In conversation, Lewis is affable and sincere, making it difficult to remain cynical about her musical ventures. It’s not that difficult, though, after hearing her describe the creative process – “My guitarist plays something, or I’ll tell him what kind of thing I want. Something rhythmic, or really driving, or give me something heartbreaking – With ‘You’re Speaking My Language,’ my drummer started tapping out a beat on his leg, and then my guitarist goes, ‘dun dun dun dun dun,’ and I right away go, ‘I know you think you know me better than that.’ So that’s how you write a song.”

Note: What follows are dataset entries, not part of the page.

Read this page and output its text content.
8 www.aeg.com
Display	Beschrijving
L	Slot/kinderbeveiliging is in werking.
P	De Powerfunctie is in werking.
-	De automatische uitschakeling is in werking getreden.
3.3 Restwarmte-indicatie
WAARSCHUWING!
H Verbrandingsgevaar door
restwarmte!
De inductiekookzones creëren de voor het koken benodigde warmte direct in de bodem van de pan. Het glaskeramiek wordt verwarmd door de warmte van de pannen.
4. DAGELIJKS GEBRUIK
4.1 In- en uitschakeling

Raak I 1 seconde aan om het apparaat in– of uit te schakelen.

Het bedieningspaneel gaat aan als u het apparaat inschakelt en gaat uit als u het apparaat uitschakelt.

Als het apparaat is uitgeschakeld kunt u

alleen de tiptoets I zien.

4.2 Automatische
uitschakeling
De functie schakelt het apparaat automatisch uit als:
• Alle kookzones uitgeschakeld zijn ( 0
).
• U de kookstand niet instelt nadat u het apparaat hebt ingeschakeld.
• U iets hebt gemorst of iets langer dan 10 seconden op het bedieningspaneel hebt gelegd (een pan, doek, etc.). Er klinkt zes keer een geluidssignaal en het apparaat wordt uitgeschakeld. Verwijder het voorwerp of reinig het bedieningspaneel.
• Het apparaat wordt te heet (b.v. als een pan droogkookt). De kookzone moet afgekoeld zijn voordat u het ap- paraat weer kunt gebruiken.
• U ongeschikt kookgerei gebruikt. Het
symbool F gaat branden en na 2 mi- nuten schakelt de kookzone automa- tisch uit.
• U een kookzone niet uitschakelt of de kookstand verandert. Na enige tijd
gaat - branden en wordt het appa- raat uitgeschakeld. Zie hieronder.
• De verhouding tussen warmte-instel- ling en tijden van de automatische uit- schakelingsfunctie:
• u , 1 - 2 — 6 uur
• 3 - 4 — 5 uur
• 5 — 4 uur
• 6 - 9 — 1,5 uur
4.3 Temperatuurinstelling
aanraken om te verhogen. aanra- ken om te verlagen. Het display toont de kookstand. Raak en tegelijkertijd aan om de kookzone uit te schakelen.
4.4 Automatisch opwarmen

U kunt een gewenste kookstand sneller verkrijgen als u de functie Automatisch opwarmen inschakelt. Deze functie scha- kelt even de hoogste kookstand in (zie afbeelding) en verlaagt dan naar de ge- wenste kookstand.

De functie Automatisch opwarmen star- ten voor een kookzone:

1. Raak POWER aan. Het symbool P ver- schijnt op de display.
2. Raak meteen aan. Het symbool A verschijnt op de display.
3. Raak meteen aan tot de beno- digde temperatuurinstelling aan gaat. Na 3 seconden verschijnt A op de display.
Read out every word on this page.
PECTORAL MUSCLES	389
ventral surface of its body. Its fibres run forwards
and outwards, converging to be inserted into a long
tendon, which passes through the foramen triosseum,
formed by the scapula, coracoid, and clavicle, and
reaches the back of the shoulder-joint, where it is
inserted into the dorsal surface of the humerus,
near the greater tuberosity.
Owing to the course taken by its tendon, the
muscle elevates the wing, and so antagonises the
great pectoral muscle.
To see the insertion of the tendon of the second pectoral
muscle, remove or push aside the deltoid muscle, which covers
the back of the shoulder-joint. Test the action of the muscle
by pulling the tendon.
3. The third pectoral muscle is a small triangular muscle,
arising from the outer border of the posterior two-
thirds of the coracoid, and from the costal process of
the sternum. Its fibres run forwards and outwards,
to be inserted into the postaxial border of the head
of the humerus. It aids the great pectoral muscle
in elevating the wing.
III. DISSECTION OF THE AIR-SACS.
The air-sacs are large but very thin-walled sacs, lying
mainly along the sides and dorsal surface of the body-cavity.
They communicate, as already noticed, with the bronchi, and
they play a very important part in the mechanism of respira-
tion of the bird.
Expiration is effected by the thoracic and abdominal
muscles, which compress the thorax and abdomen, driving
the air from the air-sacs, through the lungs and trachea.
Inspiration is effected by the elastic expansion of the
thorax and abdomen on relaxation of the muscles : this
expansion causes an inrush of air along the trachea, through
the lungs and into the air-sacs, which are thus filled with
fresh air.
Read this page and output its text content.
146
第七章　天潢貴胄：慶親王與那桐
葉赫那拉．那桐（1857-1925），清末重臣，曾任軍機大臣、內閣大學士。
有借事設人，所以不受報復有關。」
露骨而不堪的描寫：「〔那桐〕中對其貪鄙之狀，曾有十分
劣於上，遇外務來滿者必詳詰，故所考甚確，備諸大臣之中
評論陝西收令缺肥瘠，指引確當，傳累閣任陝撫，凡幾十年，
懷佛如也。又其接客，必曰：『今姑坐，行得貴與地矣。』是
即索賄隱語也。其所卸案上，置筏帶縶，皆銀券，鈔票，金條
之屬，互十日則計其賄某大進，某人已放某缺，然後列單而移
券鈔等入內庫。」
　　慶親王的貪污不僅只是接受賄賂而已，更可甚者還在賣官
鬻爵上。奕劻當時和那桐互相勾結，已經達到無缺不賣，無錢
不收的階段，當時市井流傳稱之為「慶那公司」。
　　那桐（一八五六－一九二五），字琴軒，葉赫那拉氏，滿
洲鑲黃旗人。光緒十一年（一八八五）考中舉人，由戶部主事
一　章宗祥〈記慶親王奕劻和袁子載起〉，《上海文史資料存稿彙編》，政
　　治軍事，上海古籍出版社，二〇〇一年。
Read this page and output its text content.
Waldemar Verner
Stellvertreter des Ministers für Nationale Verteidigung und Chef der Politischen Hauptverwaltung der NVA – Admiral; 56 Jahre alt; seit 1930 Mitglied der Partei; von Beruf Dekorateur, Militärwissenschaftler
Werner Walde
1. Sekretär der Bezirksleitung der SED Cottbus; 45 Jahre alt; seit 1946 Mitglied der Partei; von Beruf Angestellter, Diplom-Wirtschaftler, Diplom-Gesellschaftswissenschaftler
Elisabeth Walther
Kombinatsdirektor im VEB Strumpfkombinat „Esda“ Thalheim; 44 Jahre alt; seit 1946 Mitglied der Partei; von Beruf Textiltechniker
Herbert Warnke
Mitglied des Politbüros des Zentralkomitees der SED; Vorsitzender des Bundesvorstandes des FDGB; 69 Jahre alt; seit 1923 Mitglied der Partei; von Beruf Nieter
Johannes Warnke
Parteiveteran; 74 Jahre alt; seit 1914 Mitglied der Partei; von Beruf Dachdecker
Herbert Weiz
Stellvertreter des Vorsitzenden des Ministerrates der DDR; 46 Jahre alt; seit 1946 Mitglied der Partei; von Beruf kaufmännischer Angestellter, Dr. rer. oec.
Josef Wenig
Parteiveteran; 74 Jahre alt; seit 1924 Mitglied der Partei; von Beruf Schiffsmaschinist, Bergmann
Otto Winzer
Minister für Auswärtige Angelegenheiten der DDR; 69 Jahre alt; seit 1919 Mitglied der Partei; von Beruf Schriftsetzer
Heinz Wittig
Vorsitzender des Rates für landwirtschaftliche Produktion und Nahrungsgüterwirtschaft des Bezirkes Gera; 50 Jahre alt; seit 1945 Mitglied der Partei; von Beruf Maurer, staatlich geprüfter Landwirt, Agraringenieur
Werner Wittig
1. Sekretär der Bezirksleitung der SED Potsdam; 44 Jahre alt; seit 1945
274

It might seem easy to dismiss Lewis musically, but even a cursory listen to the band’s first full-length album, You’re Speaking My Language, reveals that, despite an abject absence of ingenuity, it has its merits. In an industry where bands like Jet top the international charts and an army of Strokes clones fills the country’s rock clubs night after night, there’s no reason why a band whose primary influence seems to be The Hives shouldn’t get a record deal.
The question, then, is whether Lewis is banking on The Licks to become her primary source of income any time soon. Despite recent cinematic travails, Lewis has several films lined up, including “The Darwin Awards” and “The Fuck-Up.” Still, none of these are lead roles. Lewis sidesteps the issue of the dearth of quality roles for veteran actresses: “Hollywood is a big fat machine, with all these inner politics, and in independent film, there’s always a lot of opportunities. But I’m not really old yet, so I don’t have that problem.”
In fact, Lewis remains positive about her crossover, only slipping when discussing the fact that rappers like Snoop Dogg can hop from recording studio to film set without anyone batting an eye. “(Acting) requires revealing emotions, an antithesis of rapping. Rapping is all bravado and concealing your feelings,” she said. “I think it’s hysterical to see rappers acting.”
She has a point. The leeway granted to musicians who become actors has traditionally not been afforded to those moving in the opposite direction. Despite this, Lewis seems genuinely pleased with the progress of her band, genuinely unencumbered by the hordes of writers just waiting to lump the band’s release with Don Johnson’s “Heartbeat” and Bruce Willis’s “The Return of Bruno.”
“The press, they never get anything right anyways. It’s about the people and the audience, so right now we’re still looking for an audience. I think it’s going good. It’s going as it should for a new rock band.”